The Eastern Military Region of Russia announced on December 1 that Russia’s latest improved S-300V4 anti-aircraft missile system began to be on duty in the South Kuril Islands on the same day. Japanese media interpreted that this move was a warning to the United States and Japan.
On the same day, the Russian S-300V4 anti-aircraft missile system team began to be on duty in the South Kuril Islands. Japan claimed that the four northern islands were on duty. Russian Red Star TV revealed that the S-300 systems were transferred from the inland areas of Russia to the island of Chok-catch through “land and sea intermodal transportation”.
Russian Red Star TV reporter: After a long journey, these equipments were transported nearly 8,000 kilometers by train on land, and then transported here by Pacific Fleet ships from Vladivostok, covering a voyage of 1,400 nautical miles.

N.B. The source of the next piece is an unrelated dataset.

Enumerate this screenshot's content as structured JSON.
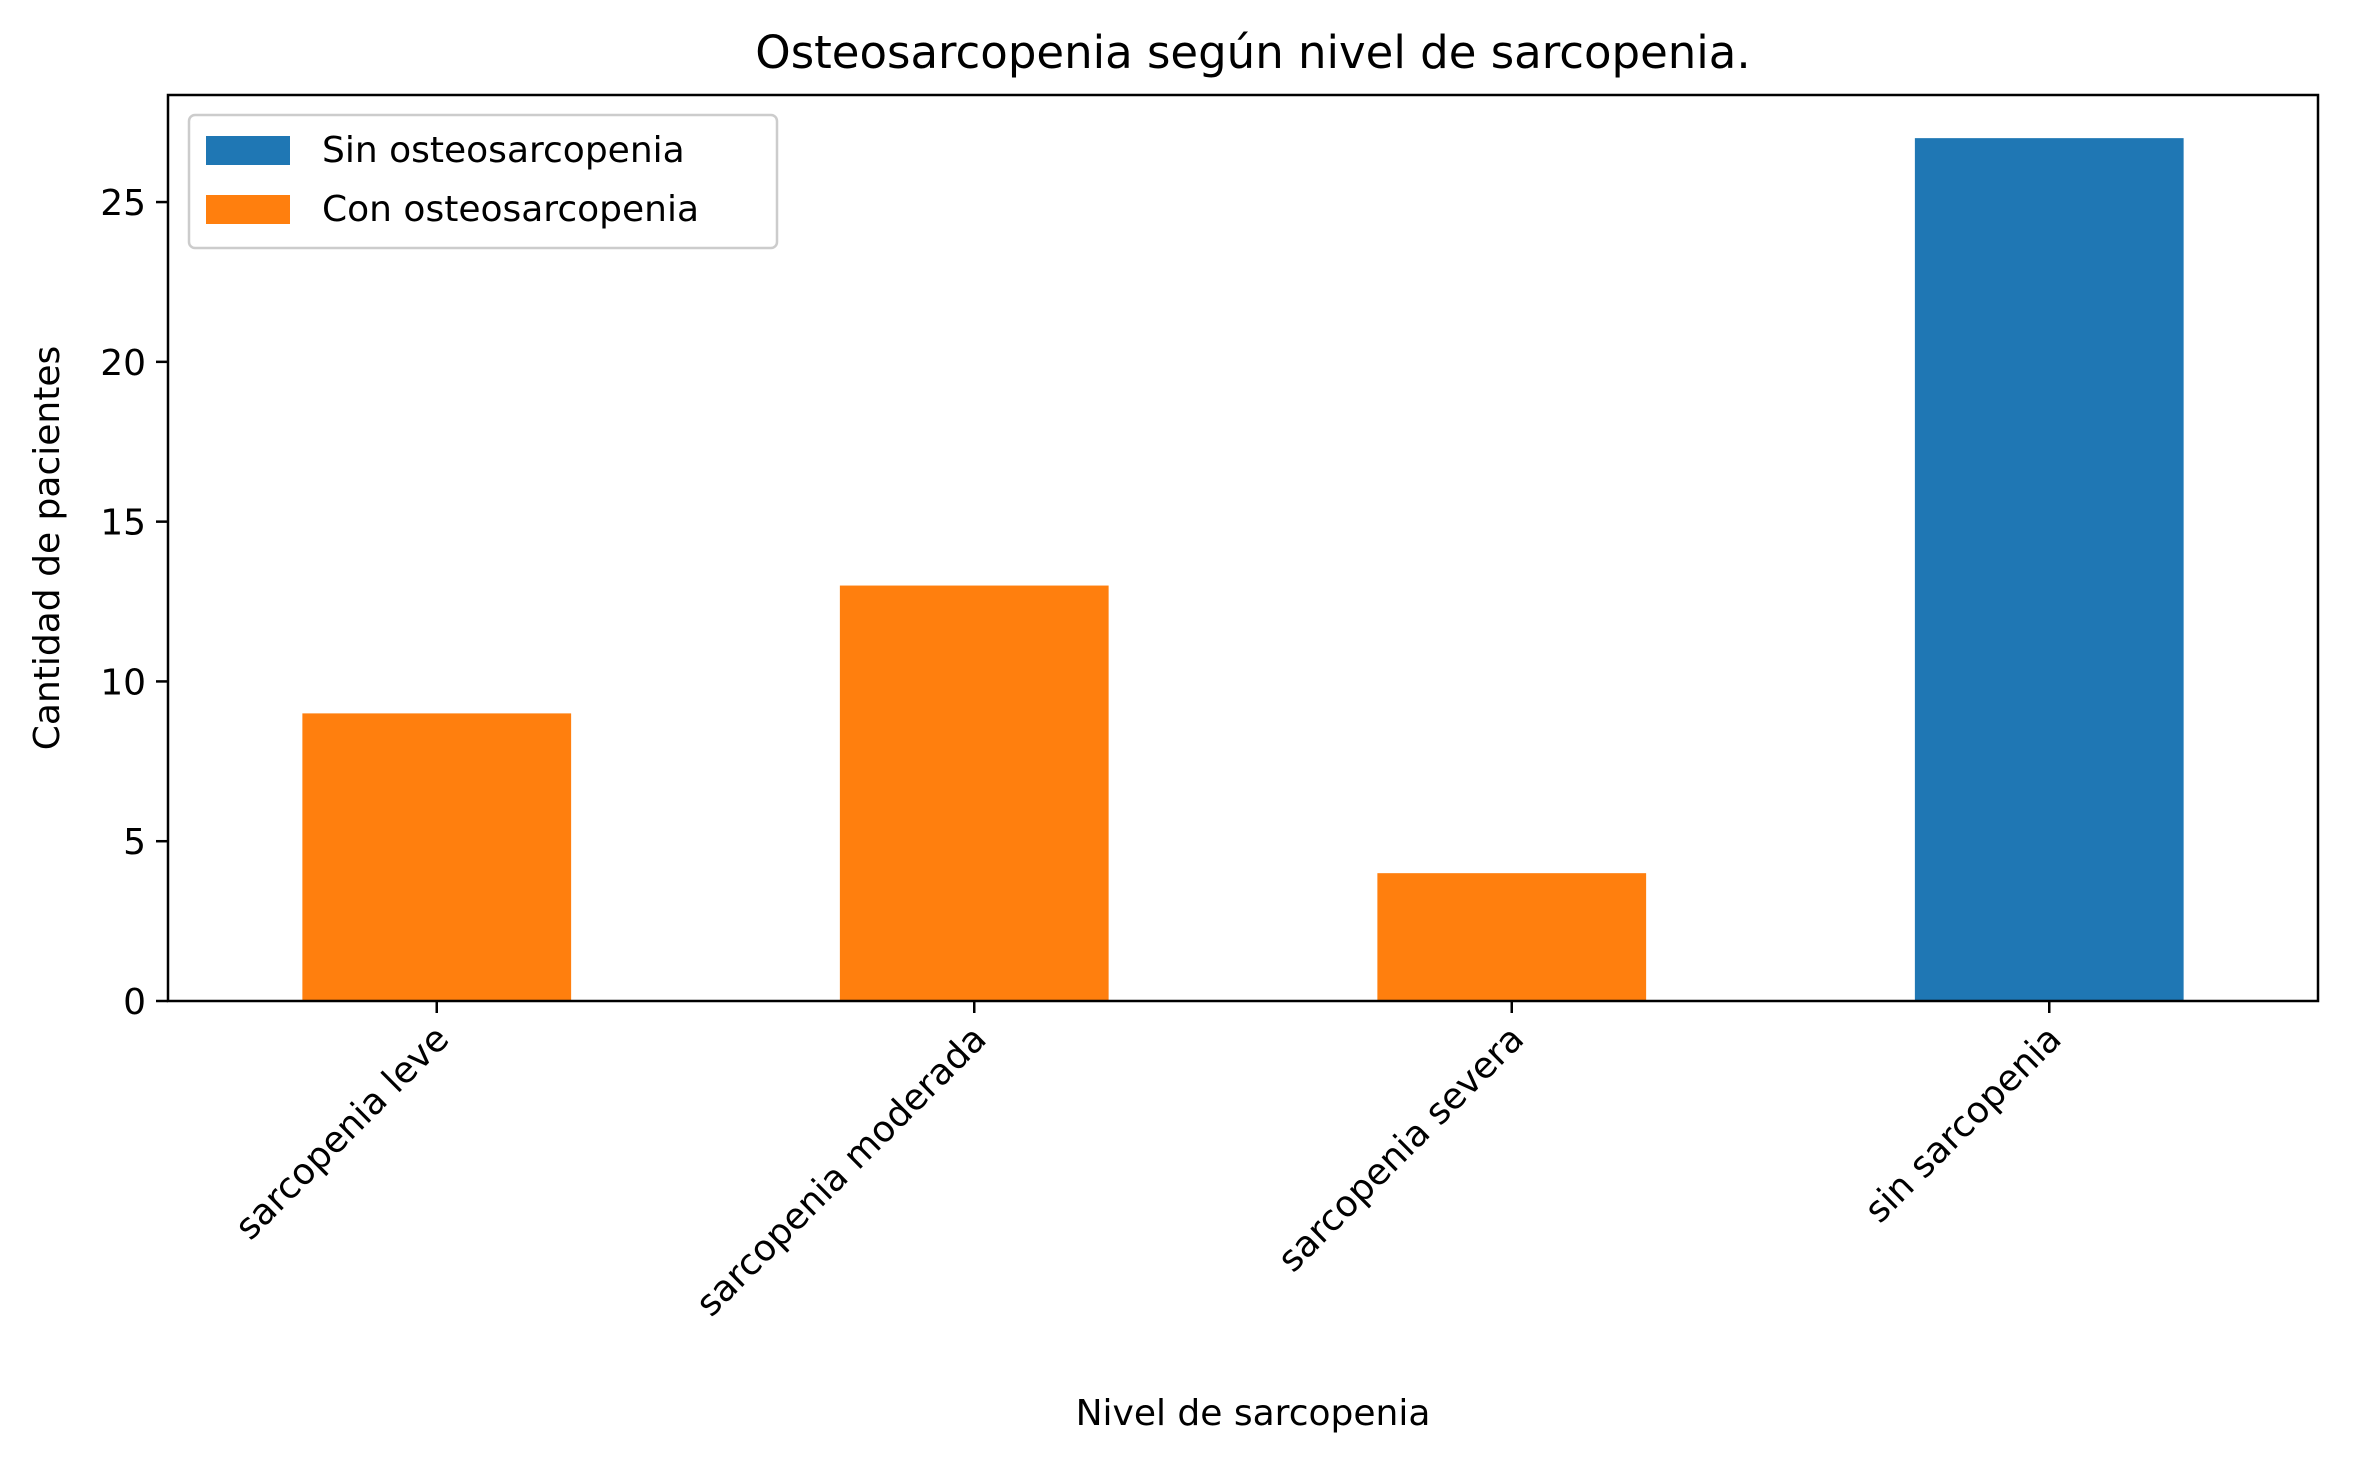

According to Russian media reports, the S-300V4 system deployed to the island is equipped with two types of interceptors: one is dedicated to destroying cruise missiles and ballistic missiles, and the other is used to destroy fixed-wing aircraft and helicopter targets.
Japanese media: Russia’s move may warn the United States and Japan
Japan’s NHK TV station pointed out that this is the first time that Russia has deployed the S-300 on a disputed island between Russia and Japan, which may be intended to warn Japan and the United States not to deploy intermediate-range missiles in Japan.
The Kuril Islands are located between the Kamchatka Peninsula in the Far East of Russia and Hokkaido, Japan. The tooth dance, Sedan, Kunihou and Otsukuo Island in the southern part of the islands are called the South Kuril Islands by Russia and the four northern islands in Japan.
Since the end of World War II, the four islands have been under the de facto control of Russia, and Russia and Japan have not compromised to each other on the ownership of the four islands.